Litigator Perry Brandt ’77 (BA’74) touts civility

Perry Brandt

Early in Perry Brandt’s career as a trial lawyer, a senior partner sent Brandt to take a deposition. Brandt’s firm was representing the plaintiff, a food plant, in a case against an engineering company. The young associate surprised the engineer he was deposing with a barrage of polite, but blunt questions. “I have never been much of one for subtlety,” Brandt admitted. “I get to the point really fast. I went in and asked the questions I wanted to ask, and within 10 minutes, I got everything we needed to win the case.”

Today, Brandt, who earned both his undergraduate and law degrees at Vanderbilt, looks back on a 35-year career during which he has served as lead trial counsel in a host of complex business and commercial litigation in state and federal courts, including multi-district litigation. He has taken more than 50 cases to trial, and is admitted to practice before the U.S. Supreme Court and the U.S. Courts of Appeals for the 7th, 8th, 10th and 11th Circuits as well as the U.S. District Courts for Kansas and Eastern and Western Missouri. His expertise includes antitrust and competition, securities litigation and enforcement, class and derivative actions, commercial litigation, and arbitration and regulatory practice.
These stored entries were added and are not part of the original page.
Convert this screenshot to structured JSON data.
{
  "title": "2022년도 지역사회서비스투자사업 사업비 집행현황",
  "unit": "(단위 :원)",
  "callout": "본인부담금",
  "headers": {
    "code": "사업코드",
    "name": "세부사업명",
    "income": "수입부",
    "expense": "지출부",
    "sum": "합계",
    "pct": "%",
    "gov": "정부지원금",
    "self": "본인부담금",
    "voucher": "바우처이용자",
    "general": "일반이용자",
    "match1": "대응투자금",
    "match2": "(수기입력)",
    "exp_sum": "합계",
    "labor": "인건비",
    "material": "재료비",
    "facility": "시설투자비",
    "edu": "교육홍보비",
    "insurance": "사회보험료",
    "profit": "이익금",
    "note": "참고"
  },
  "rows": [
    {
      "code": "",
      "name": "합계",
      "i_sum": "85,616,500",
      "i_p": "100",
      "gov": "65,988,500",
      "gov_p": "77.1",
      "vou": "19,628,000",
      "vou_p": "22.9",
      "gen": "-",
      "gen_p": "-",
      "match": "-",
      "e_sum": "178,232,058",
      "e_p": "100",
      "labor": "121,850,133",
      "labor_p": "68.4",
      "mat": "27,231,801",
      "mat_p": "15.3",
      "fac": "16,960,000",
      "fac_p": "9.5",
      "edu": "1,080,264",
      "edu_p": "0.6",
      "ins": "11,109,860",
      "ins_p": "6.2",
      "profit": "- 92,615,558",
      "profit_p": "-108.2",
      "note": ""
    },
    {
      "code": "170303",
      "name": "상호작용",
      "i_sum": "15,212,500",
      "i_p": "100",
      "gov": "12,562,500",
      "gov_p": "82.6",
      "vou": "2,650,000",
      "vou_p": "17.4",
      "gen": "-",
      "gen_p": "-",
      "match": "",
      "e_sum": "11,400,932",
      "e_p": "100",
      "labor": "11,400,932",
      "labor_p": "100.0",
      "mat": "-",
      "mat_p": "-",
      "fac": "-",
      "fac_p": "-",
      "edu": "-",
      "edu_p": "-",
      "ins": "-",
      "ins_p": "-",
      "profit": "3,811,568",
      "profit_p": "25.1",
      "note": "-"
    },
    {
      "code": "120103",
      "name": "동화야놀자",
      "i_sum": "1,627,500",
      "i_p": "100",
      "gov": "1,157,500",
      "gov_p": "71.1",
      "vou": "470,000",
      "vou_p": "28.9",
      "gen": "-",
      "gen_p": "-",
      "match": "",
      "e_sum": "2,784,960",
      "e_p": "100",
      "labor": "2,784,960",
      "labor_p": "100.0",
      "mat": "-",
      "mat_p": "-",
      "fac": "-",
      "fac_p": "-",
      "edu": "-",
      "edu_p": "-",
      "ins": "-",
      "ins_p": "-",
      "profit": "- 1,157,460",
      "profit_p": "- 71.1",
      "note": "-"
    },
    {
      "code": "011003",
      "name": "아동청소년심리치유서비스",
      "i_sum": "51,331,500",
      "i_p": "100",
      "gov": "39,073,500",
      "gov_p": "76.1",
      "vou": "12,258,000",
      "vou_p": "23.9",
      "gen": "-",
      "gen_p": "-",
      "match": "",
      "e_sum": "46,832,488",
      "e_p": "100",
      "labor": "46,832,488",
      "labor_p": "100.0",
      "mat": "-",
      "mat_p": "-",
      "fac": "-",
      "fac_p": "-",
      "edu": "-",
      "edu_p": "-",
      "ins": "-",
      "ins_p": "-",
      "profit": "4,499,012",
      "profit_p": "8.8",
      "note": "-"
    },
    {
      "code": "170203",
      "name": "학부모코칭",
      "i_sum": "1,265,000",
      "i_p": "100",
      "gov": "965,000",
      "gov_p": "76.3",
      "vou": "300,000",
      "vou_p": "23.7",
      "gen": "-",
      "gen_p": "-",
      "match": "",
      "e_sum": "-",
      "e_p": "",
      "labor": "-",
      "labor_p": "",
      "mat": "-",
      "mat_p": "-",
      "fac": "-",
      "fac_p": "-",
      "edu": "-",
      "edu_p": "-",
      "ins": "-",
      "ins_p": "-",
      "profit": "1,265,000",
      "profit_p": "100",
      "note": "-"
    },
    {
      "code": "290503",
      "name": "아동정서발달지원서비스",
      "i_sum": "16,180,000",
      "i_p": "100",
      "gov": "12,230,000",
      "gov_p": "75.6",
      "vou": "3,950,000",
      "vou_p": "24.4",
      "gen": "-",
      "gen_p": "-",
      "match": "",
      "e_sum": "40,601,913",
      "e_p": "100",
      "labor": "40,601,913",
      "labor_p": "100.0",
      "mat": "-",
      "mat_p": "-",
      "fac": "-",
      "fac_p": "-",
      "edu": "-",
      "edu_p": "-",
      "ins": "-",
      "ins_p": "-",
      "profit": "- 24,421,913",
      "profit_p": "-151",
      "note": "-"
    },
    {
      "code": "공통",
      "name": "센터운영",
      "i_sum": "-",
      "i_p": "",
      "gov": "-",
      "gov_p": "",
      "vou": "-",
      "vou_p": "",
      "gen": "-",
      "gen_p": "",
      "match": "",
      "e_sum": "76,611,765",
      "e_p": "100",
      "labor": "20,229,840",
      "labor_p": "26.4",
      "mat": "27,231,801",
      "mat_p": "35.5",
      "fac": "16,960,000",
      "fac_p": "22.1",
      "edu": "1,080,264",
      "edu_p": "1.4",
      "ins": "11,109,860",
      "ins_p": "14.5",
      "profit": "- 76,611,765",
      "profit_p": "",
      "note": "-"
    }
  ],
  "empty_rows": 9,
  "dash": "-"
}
Brandt recalls being “very drawn to the litigation side” when he started practicing law in 1977. “A lot of people say they want to go into litigation because they like to debate or argue,” he said. “But the job is really one of persuasion—and the best talent you can have is being a storyteller.”

Taking a case, such as one involving a business valuation, that appears “boring and arcane” and building a compelling story requires a peculiar talent, and Brand relishes the challenge. “You have to be able to build your client’s story with different pieces of evidence and tell it effectively,” he said. “I have a real affinity for that.”

Brandt also touts civility as an important trait for a successful litigator. “Probably the most significant thing that has really helped me is that I’ve staked my career and reputation on professionalism and civility,” he said. “Even in cases where the parties are antagonistic, I always take positions that are reasonable and persuasive. The popular image is that litigators fight and claw and debate all day, but 99 percent of all commercial cases settle. It’s always counterproductive for your client if you get into a petty war with opposing counsel.”

Brandt was recently inaugurated as president of the Kansas City Metropolitan Bar Association for 2014, having previously held many leadership positions within KCMBA. For the past several years, he has returned to Vanderbilt to offer law students tips in how to shine in job interviews, as summer associates and in their first positions. He currently serves on the Vanderbilt University Alumni Association’s Board of Directors and is a past member of Vanderbilt’s Board of Advisors.